Je glousse face à son air malicieusement fier.
-Pourquoi cette tête ?
-Ben, le sexe ça creuse.
Je rougis et me contente d'un petit coup d'épaule en guise de réponse.
-Ne t'en fais pas, je vais te nourrir, femme.
-Pourquoi est-ce que tout ce qui sort de ta bouche sonne comme quelque chose de sexuel ? m'esclaffe-je.
-Peut-être parce que tu as l'esprit mal placé. Je n'y suis pour rien, moi.
-Bien sûr. Tu es trop chaste pour ça, hein ?
-Évidemment, minaude-t-il. Tu devrais le savoir. Je suis aussi doux et innocent qu'un ange.
-Tu pousses le rêve trop loin là.
Nous nous chamaillons gentiment sur le trottoir lorsqu'une voix nasillarde nous interpelle. Cameron perd son sourire en même temps que moi. Son visage perd de sa couleur alors que son regard s'assombrit.
Non, pas elle.
-Tiens, tiens, tiens ! Regardez qui voilà.

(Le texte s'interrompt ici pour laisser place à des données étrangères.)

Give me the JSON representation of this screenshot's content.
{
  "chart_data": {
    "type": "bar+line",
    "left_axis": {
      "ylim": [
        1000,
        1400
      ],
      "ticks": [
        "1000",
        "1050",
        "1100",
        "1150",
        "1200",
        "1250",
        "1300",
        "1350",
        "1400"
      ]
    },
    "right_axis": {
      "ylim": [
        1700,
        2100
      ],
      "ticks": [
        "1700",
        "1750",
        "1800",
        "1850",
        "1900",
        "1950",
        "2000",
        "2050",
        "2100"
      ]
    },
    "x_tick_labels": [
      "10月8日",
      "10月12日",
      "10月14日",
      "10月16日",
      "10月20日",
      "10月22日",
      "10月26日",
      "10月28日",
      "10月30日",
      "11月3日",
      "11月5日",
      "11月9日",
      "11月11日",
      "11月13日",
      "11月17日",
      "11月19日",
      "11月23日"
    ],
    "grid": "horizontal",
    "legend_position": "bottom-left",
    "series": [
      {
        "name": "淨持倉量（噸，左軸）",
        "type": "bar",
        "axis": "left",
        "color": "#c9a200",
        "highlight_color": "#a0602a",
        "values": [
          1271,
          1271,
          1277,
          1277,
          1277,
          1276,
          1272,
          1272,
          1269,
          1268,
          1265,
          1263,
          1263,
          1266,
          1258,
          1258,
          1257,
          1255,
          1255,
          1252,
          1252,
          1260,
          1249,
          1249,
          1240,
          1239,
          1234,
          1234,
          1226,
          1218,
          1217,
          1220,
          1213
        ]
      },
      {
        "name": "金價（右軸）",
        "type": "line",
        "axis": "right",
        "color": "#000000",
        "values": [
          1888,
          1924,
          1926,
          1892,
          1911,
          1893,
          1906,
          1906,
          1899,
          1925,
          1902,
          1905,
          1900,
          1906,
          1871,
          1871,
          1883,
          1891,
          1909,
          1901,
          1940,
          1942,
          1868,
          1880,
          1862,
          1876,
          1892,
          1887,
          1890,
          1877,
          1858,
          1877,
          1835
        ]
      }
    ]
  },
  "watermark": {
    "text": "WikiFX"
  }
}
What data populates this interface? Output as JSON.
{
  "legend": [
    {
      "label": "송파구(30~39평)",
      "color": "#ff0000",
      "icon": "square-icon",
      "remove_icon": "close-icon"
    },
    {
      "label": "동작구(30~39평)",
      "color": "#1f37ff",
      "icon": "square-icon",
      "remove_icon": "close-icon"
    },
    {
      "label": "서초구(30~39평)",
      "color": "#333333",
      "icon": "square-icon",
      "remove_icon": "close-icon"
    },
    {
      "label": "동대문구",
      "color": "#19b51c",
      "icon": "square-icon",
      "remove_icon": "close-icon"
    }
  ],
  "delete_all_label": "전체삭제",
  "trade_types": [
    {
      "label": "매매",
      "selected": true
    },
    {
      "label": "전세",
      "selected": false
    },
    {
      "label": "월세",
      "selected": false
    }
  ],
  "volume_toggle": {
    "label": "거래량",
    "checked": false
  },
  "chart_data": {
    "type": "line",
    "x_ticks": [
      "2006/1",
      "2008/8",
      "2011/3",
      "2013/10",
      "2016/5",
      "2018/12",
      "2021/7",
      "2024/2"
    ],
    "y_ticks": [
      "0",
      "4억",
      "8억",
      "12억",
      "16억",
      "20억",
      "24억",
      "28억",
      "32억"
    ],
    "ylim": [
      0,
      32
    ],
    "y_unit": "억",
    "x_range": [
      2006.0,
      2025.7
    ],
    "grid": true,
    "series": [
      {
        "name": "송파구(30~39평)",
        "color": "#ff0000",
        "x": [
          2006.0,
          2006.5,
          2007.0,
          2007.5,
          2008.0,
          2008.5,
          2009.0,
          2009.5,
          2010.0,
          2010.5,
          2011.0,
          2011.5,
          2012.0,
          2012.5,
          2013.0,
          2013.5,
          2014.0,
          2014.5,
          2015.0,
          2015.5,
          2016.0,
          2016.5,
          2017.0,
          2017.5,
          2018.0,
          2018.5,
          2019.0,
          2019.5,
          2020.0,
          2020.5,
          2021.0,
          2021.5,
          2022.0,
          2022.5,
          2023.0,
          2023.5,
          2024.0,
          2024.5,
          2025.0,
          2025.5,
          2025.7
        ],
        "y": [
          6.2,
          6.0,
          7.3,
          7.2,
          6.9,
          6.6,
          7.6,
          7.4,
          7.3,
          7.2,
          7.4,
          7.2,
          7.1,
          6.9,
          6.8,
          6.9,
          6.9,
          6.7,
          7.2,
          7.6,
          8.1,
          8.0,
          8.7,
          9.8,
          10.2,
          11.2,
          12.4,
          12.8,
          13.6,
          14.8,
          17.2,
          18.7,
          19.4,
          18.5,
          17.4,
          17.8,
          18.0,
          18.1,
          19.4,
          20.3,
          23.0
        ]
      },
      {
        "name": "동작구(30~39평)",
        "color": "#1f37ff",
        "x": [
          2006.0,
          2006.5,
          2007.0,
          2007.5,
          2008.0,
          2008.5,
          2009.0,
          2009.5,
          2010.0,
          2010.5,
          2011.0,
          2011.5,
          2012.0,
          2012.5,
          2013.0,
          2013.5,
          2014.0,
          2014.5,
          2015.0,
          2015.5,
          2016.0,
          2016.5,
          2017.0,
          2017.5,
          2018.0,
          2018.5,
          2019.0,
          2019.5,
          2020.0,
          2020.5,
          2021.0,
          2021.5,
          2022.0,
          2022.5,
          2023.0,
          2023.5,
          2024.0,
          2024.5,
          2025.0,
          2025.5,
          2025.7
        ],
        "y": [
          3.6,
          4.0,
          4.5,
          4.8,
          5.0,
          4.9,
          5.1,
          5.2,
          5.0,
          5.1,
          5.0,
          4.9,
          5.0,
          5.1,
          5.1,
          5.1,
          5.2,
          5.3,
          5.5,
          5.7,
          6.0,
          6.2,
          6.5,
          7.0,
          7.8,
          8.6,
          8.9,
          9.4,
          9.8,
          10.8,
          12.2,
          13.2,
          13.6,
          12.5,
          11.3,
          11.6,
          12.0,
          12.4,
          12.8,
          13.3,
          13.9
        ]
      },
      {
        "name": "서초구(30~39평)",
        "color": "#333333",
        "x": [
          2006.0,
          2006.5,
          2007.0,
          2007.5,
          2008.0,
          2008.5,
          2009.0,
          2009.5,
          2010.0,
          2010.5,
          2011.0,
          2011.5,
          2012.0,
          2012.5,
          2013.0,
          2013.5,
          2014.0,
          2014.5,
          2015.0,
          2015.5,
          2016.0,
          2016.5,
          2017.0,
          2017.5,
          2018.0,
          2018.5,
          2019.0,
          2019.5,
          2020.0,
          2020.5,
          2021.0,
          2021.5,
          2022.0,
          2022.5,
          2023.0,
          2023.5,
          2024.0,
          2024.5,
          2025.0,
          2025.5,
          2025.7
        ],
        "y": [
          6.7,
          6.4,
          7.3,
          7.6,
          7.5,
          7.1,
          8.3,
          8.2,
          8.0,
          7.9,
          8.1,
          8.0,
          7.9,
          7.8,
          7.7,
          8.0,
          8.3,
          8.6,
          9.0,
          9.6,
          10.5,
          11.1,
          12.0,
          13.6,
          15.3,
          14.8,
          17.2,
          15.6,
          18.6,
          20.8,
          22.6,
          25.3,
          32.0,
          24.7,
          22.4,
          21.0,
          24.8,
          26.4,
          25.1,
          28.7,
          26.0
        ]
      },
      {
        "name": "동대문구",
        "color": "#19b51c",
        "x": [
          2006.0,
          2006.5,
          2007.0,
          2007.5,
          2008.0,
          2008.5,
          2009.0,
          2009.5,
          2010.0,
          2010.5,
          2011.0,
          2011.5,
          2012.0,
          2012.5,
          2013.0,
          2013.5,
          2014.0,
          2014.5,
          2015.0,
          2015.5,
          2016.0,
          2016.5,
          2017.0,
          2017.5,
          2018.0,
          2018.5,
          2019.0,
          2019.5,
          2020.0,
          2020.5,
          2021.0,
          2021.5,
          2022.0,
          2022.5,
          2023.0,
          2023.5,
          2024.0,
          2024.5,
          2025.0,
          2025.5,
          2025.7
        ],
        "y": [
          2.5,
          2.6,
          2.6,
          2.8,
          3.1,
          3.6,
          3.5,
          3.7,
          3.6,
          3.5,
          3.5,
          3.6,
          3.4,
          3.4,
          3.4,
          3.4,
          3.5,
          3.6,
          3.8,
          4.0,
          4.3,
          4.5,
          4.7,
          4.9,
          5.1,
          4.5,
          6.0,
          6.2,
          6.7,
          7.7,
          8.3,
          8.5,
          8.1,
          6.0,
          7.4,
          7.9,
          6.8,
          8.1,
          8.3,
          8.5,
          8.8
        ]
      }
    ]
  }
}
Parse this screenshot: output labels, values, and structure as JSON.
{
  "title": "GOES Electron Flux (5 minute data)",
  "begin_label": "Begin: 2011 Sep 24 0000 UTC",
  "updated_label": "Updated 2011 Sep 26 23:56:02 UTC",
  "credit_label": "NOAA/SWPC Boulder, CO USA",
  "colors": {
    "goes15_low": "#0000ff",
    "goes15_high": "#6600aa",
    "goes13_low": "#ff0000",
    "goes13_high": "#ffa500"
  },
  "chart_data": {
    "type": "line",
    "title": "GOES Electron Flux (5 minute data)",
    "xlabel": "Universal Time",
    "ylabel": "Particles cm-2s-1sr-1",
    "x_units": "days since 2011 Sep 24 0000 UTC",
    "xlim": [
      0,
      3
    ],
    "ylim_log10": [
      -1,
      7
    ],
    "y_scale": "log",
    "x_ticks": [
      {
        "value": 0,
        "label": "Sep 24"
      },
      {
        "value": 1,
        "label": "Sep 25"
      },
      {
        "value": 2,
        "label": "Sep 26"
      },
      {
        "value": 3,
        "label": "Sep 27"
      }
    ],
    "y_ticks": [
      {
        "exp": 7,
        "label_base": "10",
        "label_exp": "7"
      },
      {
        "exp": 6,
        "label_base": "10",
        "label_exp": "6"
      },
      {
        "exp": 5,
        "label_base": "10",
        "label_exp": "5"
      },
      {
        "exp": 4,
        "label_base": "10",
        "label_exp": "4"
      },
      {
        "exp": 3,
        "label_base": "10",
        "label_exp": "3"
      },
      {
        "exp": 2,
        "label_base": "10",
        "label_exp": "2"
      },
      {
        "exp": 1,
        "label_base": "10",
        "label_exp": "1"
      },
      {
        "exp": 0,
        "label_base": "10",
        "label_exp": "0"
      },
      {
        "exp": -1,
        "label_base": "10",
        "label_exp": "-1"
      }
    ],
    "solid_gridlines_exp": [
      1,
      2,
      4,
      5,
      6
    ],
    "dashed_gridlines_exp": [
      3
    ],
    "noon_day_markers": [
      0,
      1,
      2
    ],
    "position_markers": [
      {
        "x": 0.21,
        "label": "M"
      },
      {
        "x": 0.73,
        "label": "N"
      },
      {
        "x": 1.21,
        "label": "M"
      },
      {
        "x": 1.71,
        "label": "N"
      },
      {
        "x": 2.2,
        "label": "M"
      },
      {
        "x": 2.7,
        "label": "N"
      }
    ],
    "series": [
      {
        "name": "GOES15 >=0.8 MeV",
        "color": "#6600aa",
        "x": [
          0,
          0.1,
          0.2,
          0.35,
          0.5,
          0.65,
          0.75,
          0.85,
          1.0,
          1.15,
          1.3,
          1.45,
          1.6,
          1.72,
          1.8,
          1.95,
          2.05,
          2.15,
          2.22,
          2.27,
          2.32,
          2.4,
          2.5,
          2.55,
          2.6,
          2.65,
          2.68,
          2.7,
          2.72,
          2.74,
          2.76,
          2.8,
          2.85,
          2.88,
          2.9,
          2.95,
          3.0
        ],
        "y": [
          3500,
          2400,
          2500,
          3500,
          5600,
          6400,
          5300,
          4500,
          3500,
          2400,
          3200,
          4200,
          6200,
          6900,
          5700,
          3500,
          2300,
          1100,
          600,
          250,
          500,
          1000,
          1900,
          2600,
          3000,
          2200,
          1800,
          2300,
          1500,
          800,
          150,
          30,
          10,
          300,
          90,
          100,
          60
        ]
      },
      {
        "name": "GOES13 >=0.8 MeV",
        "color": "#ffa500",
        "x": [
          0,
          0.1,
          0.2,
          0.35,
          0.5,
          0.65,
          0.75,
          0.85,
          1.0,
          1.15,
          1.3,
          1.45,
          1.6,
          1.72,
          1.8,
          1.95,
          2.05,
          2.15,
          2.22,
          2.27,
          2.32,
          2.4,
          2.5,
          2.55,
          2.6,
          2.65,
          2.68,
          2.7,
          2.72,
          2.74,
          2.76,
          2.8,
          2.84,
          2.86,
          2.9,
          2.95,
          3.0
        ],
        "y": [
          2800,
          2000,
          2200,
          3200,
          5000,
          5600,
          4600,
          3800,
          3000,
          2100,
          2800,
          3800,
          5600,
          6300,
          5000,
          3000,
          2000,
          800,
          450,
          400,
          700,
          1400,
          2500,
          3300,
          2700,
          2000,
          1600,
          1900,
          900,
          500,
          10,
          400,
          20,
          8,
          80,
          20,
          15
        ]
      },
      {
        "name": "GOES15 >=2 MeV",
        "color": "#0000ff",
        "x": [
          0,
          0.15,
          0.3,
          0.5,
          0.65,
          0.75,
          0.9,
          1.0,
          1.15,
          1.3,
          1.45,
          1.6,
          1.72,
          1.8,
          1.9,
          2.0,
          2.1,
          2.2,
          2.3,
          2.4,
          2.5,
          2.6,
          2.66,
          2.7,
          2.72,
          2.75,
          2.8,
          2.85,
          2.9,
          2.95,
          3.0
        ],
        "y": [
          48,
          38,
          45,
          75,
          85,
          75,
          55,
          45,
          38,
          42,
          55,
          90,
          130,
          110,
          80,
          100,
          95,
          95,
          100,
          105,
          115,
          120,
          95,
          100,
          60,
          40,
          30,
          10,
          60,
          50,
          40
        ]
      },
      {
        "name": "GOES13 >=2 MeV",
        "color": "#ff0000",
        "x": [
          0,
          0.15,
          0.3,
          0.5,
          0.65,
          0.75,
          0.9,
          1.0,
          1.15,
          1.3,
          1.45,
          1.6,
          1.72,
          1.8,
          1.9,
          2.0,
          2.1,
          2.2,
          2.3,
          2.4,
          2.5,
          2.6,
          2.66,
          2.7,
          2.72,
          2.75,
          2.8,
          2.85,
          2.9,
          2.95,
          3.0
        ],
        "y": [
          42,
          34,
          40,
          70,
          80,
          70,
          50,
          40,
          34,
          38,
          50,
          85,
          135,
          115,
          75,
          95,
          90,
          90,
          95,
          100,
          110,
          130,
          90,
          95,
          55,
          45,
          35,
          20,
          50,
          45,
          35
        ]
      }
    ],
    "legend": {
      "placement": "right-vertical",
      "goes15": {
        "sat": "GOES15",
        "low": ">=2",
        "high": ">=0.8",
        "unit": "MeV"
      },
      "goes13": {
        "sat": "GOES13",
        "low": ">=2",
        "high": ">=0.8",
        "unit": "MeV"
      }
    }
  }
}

-Eh, merde, grogne Cam entre ses dents.
Nous nous tournons tous les deux vers la cause de ce malaise soudain.
Summer.
La grande blonde a fière allure avec sa jupe rouge, ses cuirasses incroyablement hautes et son pull qui ne cache pas grand-chose de son anatomie. Elle sourit fièrement de ses lèvres peintes en rouge et ses yeux brillent d'espièglerie derrière l'épaisse couche de far-à-paupières violet. Les mains sur les hanches, elle nous regarde de haut. Son menton est dressé en l'air et son visage ne dissimule rien de la jubilation qu'elle ressent à nous trouver là.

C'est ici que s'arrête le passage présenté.